Вдруг впереди часто задышал невидимый зверь. Завидский замер, прислушиваясь. Зверь тоже остановился и тихо зарычал.
- Канг! Ко мне!
«Да это же собака!» - с облегчением выдохнул Цезарь и, как только страх отступил, вместе с ним рассеялся и туман, серыми клочьями оседая на мокрую от росы траву.
- Цезарь? Ты?!
Кристиан стоял напротив - молодой, синеглазый, с упругой кожей без единой морщинки. Словно родился лет двадцать назад. Он улыбался, поглаживая огромного белоснежного мастифа, больше похожего на льва, чем на собаку.
-  Здравствуй! - Завидский замялся. Пес, несмотря на поглаживания хозяина, напряженно тянул ноздрями воздух и не сводил голубых глаз со шкатулки, завернутой в тонкий джемпер. – Какая у тебя странная собака, - добавил, не зная, что еще сказать, - грива, как у льва.
- Ты узнал его? – радостно воскликнул Кристиан. – Нет? Это же Бубу! Его новое воплощение! Ты помнишь нашего Бубу?

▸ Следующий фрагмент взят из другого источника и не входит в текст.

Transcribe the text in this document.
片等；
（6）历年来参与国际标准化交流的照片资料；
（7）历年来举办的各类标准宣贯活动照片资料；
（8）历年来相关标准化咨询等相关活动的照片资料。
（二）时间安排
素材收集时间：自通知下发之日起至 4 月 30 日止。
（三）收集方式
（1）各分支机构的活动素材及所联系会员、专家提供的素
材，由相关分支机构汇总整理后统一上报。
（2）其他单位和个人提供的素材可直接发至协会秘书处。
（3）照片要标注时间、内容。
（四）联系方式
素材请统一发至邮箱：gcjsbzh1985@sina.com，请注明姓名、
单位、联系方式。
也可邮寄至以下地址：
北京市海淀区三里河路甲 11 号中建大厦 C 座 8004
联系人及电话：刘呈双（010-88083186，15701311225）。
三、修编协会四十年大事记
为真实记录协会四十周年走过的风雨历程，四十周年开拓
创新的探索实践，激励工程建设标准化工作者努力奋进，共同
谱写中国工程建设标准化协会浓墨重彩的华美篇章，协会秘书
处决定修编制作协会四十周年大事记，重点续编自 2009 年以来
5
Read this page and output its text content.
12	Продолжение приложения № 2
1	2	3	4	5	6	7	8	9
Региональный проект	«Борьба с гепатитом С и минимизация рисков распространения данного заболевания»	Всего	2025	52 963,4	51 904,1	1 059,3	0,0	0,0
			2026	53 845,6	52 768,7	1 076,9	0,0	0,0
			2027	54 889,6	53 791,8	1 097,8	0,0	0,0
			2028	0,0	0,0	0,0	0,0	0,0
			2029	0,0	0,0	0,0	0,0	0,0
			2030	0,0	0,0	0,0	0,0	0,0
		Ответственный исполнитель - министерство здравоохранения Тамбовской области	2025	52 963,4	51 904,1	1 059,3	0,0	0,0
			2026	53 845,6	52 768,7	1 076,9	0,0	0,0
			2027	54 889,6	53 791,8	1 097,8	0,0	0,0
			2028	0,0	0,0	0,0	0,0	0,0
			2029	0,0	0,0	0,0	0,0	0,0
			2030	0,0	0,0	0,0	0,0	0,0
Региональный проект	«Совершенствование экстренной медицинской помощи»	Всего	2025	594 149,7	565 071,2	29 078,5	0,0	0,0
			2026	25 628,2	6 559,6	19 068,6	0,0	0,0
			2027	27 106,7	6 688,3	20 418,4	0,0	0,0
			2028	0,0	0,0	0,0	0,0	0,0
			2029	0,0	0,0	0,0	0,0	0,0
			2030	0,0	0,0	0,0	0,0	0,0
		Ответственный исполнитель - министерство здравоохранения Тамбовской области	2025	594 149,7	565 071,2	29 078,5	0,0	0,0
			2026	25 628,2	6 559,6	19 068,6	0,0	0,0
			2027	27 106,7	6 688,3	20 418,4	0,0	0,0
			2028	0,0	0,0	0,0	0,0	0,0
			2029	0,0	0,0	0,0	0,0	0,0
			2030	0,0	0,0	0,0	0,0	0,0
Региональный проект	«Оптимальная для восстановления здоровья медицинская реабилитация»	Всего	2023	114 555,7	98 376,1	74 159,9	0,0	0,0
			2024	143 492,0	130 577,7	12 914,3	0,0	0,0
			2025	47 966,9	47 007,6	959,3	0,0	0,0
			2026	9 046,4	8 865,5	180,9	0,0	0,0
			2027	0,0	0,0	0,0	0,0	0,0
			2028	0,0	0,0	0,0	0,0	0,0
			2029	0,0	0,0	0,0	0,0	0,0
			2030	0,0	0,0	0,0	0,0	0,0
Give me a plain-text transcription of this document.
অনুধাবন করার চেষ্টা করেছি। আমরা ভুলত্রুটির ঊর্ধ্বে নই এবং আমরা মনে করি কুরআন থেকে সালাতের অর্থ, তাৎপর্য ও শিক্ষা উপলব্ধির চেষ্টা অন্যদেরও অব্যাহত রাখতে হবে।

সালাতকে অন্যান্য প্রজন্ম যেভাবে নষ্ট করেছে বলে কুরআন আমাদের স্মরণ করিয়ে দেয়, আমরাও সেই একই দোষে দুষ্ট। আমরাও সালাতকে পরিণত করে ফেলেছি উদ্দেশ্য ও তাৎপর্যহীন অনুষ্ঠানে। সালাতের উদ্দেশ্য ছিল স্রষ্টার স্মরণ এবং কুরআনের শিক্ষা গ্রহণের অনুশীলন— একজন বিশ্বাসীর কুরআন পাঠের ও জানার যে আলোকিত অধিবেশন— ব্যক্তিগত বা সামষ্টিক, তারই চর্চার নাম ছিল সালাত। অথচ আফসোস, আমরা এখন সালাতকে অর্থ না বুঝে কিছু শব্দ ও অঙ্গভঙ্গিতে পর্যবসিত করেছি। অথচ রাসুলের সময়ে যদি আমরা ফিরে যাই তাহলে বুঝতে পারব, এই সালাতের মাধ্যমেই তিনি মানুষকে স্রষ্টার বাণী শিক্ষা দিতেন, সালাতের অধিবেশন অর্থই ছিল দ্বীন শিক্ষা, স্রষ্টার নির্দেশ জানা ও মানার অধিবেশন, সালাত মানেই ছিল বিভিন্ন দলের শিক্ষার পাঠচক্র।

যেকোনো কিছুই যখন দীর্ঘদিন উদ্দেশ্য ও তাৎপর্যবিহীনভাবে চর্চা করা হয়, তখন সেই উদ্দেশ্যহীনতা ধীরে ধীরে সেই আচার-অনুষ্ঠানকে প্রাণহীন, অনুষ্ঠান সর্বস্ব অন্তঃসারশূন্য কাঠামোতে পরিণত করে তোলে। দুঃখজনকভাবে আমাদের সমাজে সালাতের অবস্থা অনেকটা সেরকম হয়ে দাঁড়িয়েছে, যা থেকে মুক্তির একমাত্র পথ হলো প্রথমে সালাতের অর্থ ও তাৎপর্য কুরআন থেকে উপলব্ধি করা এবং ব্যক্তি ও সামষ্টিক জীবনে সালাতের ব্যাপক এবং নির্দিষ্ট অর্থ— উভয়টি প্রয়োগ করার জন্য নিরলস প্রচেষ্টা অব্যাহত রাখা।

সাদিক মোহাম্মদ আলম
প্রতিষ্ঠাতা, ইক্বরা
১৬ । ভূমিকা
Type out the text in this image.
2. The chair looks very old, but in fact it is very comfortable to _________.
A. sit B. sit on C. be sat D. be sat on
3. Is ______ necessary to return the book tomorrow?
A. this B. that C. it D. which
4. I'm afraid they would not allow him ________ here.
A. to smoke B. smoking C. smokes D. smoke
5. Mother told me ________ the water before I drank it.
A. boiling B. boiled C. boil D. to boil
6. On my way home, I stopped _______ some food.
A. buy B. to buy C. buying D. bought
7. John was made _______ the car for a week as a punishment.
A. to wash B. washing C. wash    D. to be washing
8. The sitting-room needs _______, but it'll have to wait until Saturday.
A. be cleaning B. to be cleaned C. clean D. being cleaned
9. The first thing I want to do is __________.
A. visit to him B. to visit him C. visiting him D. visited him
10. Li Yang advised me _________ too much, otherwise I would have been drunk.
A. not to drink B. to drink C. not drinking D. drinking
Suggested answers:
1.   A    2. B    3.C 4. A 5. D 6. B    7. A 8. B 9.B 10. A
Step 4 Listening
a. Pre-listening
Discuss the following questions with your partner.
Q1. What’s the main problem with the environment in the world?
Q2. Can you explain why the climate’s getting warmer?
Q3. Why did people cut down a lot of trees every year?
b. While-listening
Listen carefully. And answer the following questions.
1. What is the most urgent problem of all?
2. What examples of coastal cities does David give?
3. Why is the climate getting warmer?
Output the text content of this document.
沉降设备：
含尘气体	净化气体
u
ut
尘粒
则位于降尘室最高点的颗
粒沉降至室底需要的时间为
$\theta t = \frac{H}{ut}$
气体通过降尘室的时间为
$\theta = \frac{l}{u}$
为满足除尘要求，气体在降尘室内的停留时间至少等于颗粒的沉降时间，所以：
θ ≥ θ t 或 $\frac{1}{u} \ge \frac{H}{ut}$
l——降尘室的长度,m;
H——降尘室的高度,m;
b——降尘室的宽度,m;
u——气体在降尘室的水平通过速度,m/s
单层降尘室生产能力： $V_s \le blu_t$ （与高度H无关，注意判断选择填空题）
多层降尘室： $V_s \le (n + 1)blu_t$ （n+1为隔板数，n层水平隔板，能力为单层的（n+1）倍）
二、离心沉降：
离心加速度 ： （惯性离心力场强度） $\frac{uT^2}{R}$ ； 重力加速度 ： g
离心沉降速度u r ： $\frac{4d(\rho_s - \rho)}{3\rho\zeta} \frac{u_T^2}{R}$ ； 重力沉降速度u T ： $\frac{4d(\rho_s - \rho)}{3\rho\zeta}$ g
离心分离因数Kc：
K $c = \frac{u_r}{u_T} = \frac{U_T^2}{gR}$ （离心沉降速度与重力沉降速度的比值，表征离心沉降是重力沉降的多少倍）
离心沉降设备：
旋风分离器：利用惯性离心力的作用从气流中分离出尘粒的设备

- Твоего Бубу, - не удержался Цезарь.
- Перестань! Отец подарил его нам обоим. Что мы стоим? – спохватился он. - Пойдем! Мой дом совсем недалеко! Покажу тебе, как я живу! У меня чудесная библиотека. А сад какой! Ты будешь удивлен! В одно и то же время цветут и ландыши, и сирень, и созревают яблоки.
Он увлеченно рассказывал про чудесный сад и не замечал, что брат, который неохотно двинулся за ним следом, становится все мрачнее и мрачнее.
- Видишь? Мы почти пришли! Я обожаю этот дом, он словно светится изнутри! Всегда мечтал именно о деревянном срубе – дерево дышит…
- Убери ты свою собаку! – не выдержал Завидский. – Она мне действует на нервы.Тычется в меня своим носом. Уйди, что ты ко мне пристал? – закричал он на пса. Тот остановился, оскалился, вздернув верхнюю губу, и угрожающе зарычал.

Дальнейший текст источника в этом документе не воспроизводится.